I've been working with tzif in temporal_rs, specifically working on boa-dev/temporal#467, and I wanted to confirm an intuition about the tzif data so I had a look at the jiff code, and I think I found a bug? I'm not 100% sure.
In add_civil_datetimes_to_transitions
, jiff
calculates the offset before a transition by subtracting 1 from the transition index (saturating to 0 on underflow) and using that transition:
Lines 608 to 618 in 71ea43d
let trans = &mut self.transitions; | |
for i in 0..trans.timestamps.len() { | |
let timestamp = trans.timestamps[i]; | |
let offset = { | |
let type_index = trans.infos[i].type_index; | |
self.types[usize::from(type_index)].offset | |
}; | |
let prev_offset = { | |
let type_index = trans.infos[i.saturating_sub(1)].type_index; | |
self.types[usize::from(type_index)].offset | |
}; |
This means, for the first transition, the prev_offset will be the offset for that transition. The first transition is then always an unambiguous transition from an offset to itself.
I think that's incorrect: the prev_offset in that case should be self.types[0]
. Looking at a bunch of tzif objects; none of their transitions reference entry 0 (-10:31:26 ).
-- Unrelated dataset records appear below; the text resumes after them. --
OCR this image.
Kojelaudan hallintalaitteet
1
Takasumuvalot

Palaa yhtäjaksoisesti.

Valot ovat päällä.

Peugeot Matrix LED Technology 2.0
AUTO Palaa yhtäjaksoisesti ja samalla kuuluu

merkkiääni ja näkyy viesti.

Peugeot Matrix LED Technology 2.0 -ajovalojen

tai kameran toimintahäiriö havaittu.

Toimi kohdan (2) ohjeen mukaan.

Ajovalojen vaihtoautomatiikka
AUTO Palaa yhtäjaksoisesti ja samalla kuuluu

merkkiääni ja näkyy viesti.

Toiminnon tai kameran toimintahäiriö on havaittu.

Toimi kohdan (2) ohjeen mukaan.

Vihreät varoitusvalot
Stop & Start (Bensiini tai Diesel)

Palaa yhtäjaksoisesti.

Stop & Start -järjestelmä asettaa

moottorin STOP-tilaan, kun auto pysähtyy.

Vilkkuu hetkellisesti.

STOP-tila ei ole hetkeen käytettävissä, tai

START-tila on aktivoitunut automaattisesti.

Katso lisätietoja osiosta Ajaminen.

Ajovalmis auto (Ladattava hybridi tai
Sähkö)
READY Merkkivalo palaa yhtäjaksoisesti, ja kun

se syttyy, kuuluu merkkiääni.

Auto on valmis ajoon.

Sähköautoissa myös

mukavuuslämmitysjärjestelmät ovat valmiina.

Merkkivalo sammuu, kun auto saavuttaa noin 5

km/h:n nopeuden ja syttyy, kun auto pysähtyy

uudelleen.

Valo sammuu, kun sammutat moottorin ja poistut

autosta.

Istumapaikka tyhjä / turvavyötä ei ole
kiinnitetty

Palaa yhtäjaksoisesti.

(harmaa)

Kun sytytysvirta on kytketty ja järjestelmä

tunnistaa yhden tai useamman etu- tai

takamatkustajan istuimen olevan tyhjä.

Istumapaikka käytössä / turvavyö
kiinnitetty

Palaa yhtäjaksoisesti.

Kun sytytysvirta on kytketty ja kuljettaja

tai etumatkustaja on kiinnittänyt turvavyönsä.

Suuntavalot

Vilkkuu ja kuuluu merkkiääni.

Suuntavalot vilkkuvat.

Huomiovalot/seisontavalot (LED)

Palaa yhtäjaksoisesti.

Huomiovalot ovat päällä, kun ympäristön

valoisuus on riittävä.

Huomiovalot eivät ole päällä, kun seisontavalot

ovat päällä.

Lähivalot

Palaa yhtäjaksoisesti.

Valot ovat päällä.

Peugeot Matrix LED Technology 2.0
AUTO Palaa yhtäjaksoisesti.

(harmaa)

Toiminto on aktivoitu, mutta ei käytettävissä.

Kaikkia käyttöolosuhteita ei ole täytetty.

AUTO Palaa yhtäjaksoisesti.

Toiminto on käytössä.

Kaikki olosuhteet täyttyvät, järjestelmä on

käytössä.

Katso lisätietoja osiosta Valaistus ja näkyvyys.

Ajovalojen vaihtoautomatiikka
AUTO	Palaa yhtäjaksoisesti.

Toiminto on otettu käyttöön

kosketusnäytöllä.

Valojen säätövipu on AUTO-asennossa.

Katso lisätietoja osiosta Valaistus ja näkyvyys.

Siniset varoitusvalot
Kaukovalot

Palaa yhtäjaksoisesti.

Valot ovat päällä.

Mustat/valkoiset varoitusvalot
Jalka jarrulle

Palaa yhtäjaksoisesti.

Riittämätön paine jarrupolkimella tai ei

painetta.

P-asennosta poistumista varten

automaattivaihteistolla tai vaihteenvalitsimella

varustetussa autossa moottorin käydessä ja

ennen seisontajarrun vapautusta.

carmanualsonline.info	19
For example, even the example Pacific/Honolulu entry has no trans type
entry with a value of 0
. Checking against TZDB, I get the following entry:
# Zone NAME STDOFF RULES FORMAT [UNTIL]
Zone Pacific/Honolulu -10:31:26 - LMT 1896 Jan 13 12:00
-10:30 - HST 1933 Apr 30 2:00
-10:30 1:00 HDT 1933 May 21 12:00
-10:30 US H%sT 1947 Jun 8 2:00
-10:00 - HST
which also has a -10:31:26
entry that ends at Jan 13 1896, and has no start date. This doesn't quite match the tzif spec (which has the first entry at Jan 13 1901, I don't know what that's about), but it seems to match the point that the first local time type is the "starting" one before the first transition.
I wish the spec actually mentioned this, it's aggravatingly terse, but that's old IETF specs for you.
Figured i'd file this issue to let you know. There's a good chance I've just missed something here, but worth raising in case it is a real bug. The fix, I think, would be to obtain self.types[0]
instead of doing the saturating_sub
when the index is 0.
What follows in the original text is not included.